​Lübnan sefalet ile yüzleşiyor

Bir Lübnanlı ülke parasının dolar karşısındaki değer kaybetmesinin endişesi gölgesinde alışveriş yapıyor (AFP)
Bir Lübnanlı ülke parasının dolar karşısındaki değer kaybetmesinin endişesi gölgesinde alışveriş yapıyor (AFP)
TT

​Lübnan sefalet ile yüzleşiyor

Bir Lübnanlı ülke parasının dolar karşısındaki değer kaybetmesinin endişesi gölgesinde alışveriş yapıyor (AFP)
Bir Lübnanlı ülke parasının dolar karşısındaki değer kaybetmesinin endişesi gölgesinde alışveriş yapıyor (AFP)

Eliana Dagher
Lübnan’da kötüleşen yaşam koşullarının ve ekonomik krizin ardından 17 Ekim'de halk protestoları patlak verdi. Ülkede yaşanan bu durum, Başbakan Saad Hariri'nin 29 Ekim'de istifa etmesine yol açtı.
Dünya Bankası Orta Asya Bölge Direktörü Saroj Kumar Jha, 6 Kasım’da Lübnan Cumhurbaşkanı Mişel Avn ile görüştü ve kendisini hızlı ve güçlü önlemler alması için teşvik etti. Lübnan’da yoksulluk oranının yüzde 50'ye yükseleceği konusunda uyarıda bulunan Jha, derhal çözüm bulunmadığı takdirde özellikle gençler arasında işsizlik oranının artacağını söyledi.
Halk hareketinin Lübnan’ın tüm bölgelerine yayılmasının ve protestocuların gerek yolsuzlukla mücadele gerekse de ülkenin yıkılmaktan kurtarılması için teknokratlar hükümetinin kurulması çağrısından bu yana siyasi elitler halen yeni yönetim şeklinin ne olacağı meselesini tartışıyor. Tüm bunlar bir yana halk ise geleceklerini tehdit eden ağır bir çöküşün bedelini ödüyor.
Şarku’l Avsat’ın Independent Arabia’dan aktardığı haberde, Lübnanlı bir ailenin ve vatandaşların, kullandıkları müstear isimler altında yaşadıkları acıların bir özeti yer alıyor:
Üç çocuk babası olan Cihad, üç yıl önce taleplerin azalması dolayısıyla sahibi olduğu diş laboratuvarını kapattı ve neredeyse bir yıldır hiç açmadı. Yaşam ve eğitim harcamaları gibi masrafların arttığı böyle bir zamanda aile gelirleri sıfıra indi.
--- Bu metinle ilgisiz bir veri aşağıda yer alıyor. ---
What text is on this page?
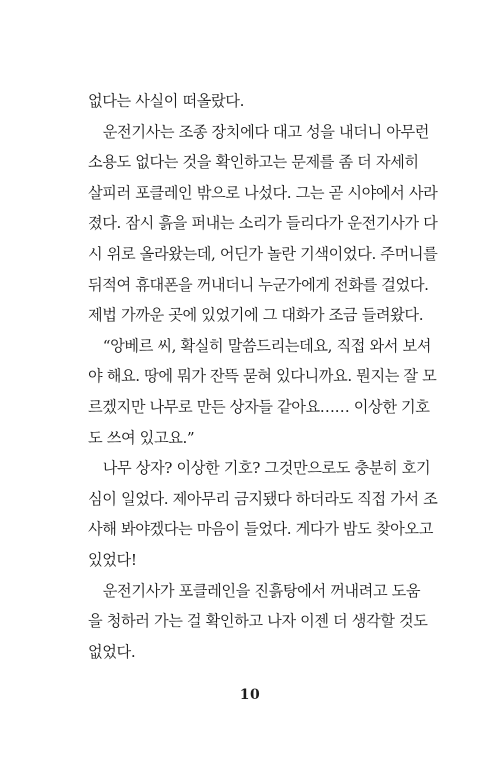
없다는 사실이 떠올랐다.
　운전기사는 조종 장치에다 대고 성을 내더니 아무런
소용도 없다는 것을 확인하고는 문제를 좀 더 자세히
살피러 포클레인 밖으로 나섰다. 그는 곧 시야에서 사라
졌다. 잠시 흙을 퍼내는 소리가 들리다가 운전기사가 다
시 위로 올라왔는데, 어딘가 놀란 기색이었다. 주머니를
뒤적여 휴대폰을 꺼내더니 누군가에게 전화를 걸었다.
제법 가까운 곳에 있었기에 그 대화가 조금 들려왔다.
　“앙베르 씨, 확실히 말씀드리는데요, 직접 와서 보셔
야 해요. 땅에 뭐가 잔뜩 묻혀 있다니까요. 뭔지는 잘 모
르겠지만 나무로 만든 상자들 같아요…… 이상한 기호
도 쓰여 있고요.”
　나무 상자? 이상한 기호? 그것만으로도 충분히 호기
심이 일었다. 제아무리 금지됐다 하더라도 직접 가서 조
사해 봐야겠다는 마음이 들었다. 게다가 밤도 찾아오고
있었다!
　운전기사가 포클레인을 진흙탕에서 꺼내려고 도움
을 청하러 가는 걸 확인하고 나자 이젠 더 생각할 것도
없었다.
10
Cihad’ın en küçük oğlunun okul masrafı yaklaşık 5 bin dolar kadar. Bu rakam, devlet okullarının zayıf performanslarının gölgesinde Lübnanlıların gittiği özel okullar için ortalama bir tutar. Cihad’ın büyük oğlu ise en prestijli Lübnan üniversitelerinden birinde tıp okuyor ve onun yıllık üniversite harcı ise yaklaşık 30 bin dolar. Her ne kadar bu ücretin yüzde 50’sini ödüyor olsa bile yine de bu rakam onlar için ağır bir yük olmaya devam ediyor. Cihad’ın Lübnan Üniversitesi'nden mezun olan kızı Rola ise gazetecilik diploması aldı, fakat işini kaybettikten sonra yeni bir iş bulamadı ve 4 aydır evde oturuyor.
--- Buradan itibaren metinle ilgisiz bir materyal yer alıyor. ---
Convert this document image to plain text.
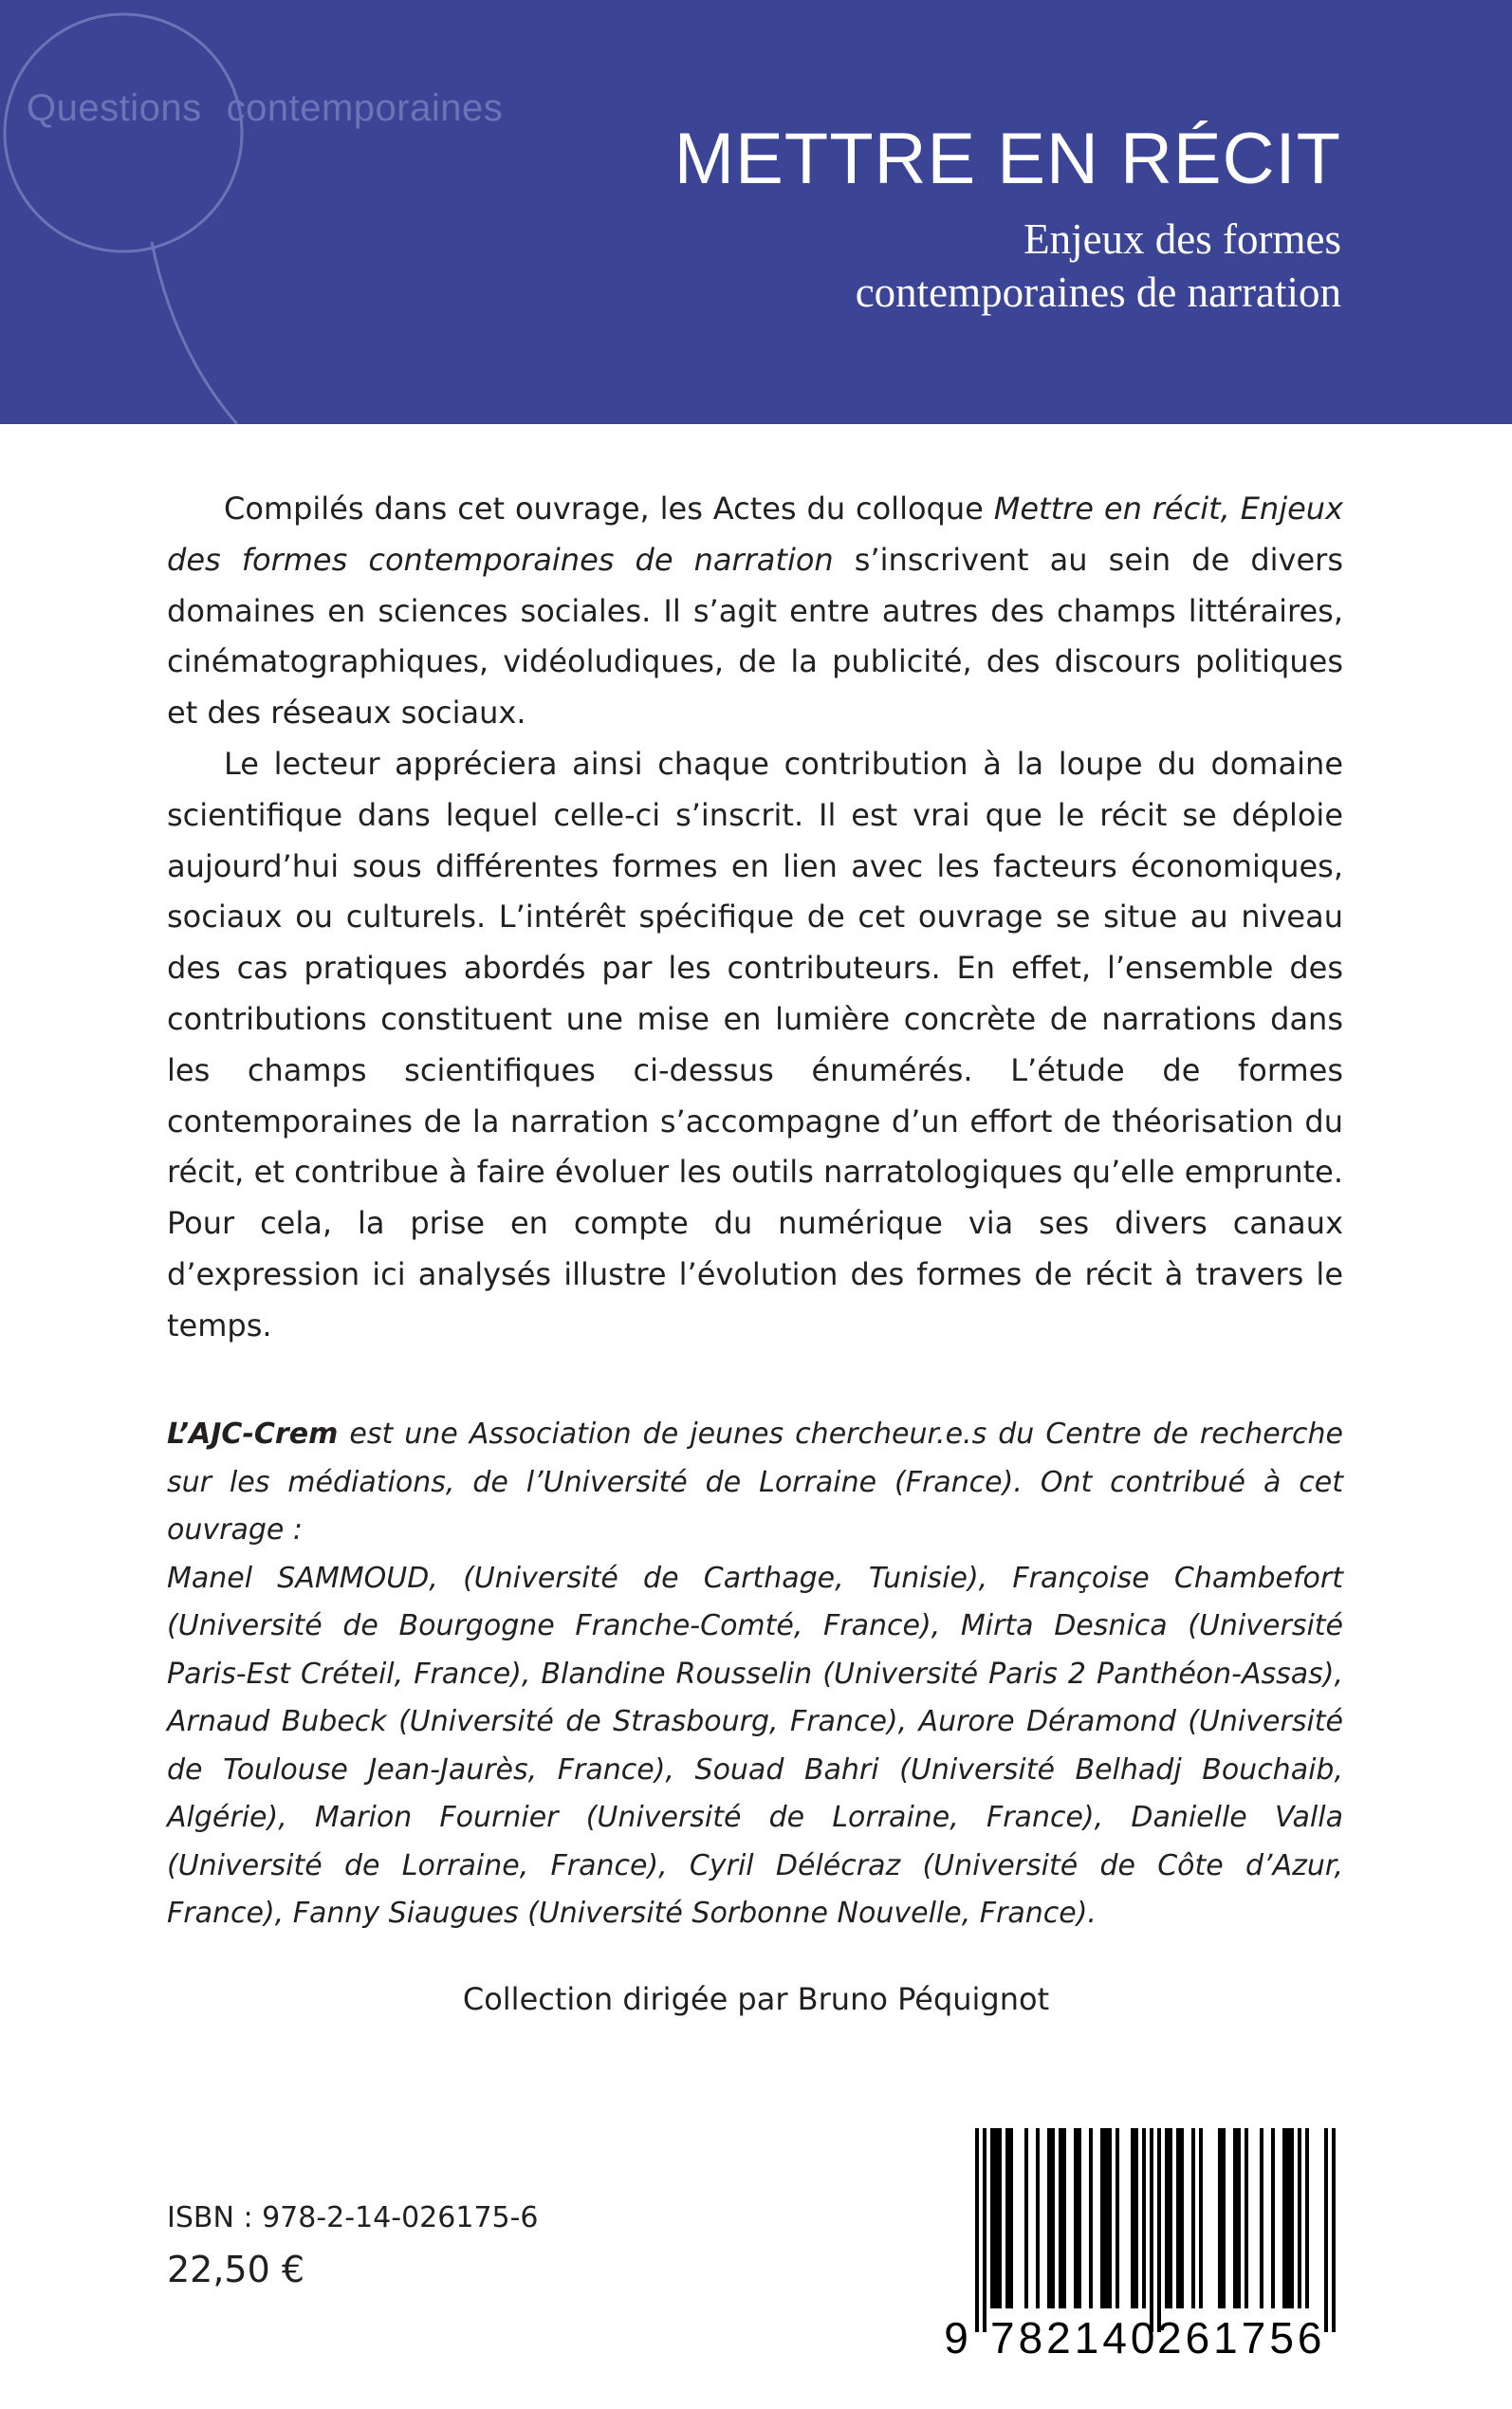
Questions contemporaines
METTRE EN RÉCIT
Enjeux des formes
contemporaines de narration

Compilés dans cet ouvrage, les Actes du colloque Mettre en récit, Enjeux des formes contemporaines de narration s’inscrivent au sein de divers domaines en sciences sociales. Il s’agit entre autres des champs littéraires, cinématographiques, vidéoludiques, de la publicité, des discours politiques et des réseaux sociaux.

Le lecteur appréciera ainsi chaque contribution à la loupe du domaine scientifique dans lequel celle-ci s’inscrit. Il est vrai que le récit se déploie aujourd’hui sous différentes formes en lien avec les facteurs économiques, sociaux ou culturels. L’intérêt spécifique de cet ouvrage se situe au niveau des cas pratiques abordés par les contributeurs. En effet, l’ensemble des contributions constituent une mise en lumière concrète de narrations dans les champs scientifiques ci-dessus énumérés. L’étude de formes contemporaines de la narration s’accompagne d’un effort de théorisation du récit, et contribue à faire évoluer les outils narratologiques qu’elle emprunte. Pour cela, la prise en compte du numérique via ses divers canaux d’expression ici analysés illustre l’évolution des formes de récit à travers le temps.

L’AJC-Crem est une Association de jeunes chercheur.e.s du Centre de recherche sur les médiations, de l’Université de Lorraine (France). Ont contribué à cet ouvrage :

Manel SAMMOUD, (Université de Carthage, Tunisie), Françoise Chambefort (Université de Bourgogne Franche-Comté, France), Mirta Desnica (Université Paris-Est Créteil, France), Blandine Rousselin (Université Paris 2 Panthéon-Assas), Arnaud Bubeck (Université de Strasbourg, France), Aurore Déramond (Université de Toulouse Jean-Jaurès, France), Souad Bahri (Université Belhadj Bouchaib, Algérie), Marion Fournier (Université de Lorraine, France), Danielle Valla (Université de Lorraine, France), Cyril Délécraz (Université de Côte d’Azur, France), Fanny Siaugues (Université Sorbonne Nouvelle, France).

Collection dirigée par Bruno Péquignot
ISBN : 978-2-14-026175-6
22,50 €
9 782140
261756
Yiyecek, barınma ve eğitim masraflarına ek olarak Cihad, her yıl aile sağlık sigortasını ödüyor ve yaşlı annesine bakıyor. Baba, ailesinin ihtiyaçlarını karşılayabilmek için sahip olduğu bir parça araziyi satmak zorunda kaldı. Buradan eline geçen parayla ailesini geçindiriyor, fakat ülke parasının dolar karşısında değer kaybetmesinden dolayısıyla bu parada tehdit altında. Merkez İstatistik Bürosu'nun verilerine göre ülkedeki enflasyon oranı Ağustos 2019 itibariyle yüzde 2,77 oranında arttı.
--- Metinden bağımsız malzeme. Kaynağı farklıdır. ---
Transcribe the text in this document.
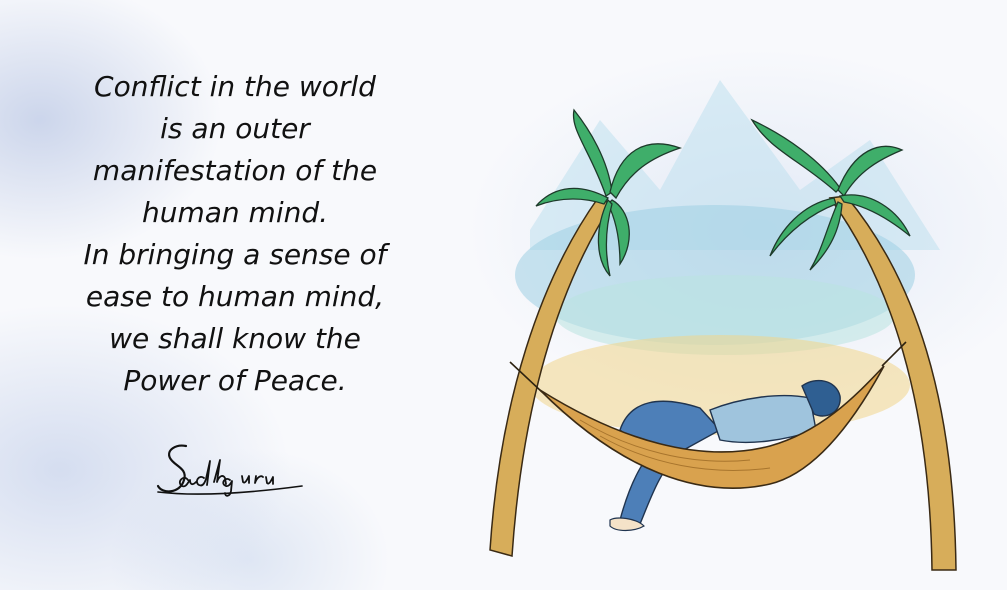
Conflict in the world
is an outer
manifestation of the
human mind.
In bringing a sense of
ease to human mind,
we shall know the
Power of Peace.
Kurşun açlıktan daha merhametli
Cihad’ın eşi Jacqueline, pazardaki fiyatların son zamanlarda arttığını ve bazı sebze ve meyveler için 75 bin lira (yaklaşık 50 dolar) verdiğini söyledi. Satın alma gücünün azaldığı bir zamanda Jacqueline, eve neler alacağını dikkatli bir şekilde seçiyor. Buna rağmen anne henüz kaybetmediği umutla, çocuklarını Lübnan'dan ayrılmaya teşvik etmiyor. Oysa birçok baba iyi ve güvenli bir gelecek için çocuklarına göç etmelerini tavsiye ediyor. Rola da ülke içerisinde sonuç alamadığı iş arayışlarının ardından ülke dışında iş aramaya başladı.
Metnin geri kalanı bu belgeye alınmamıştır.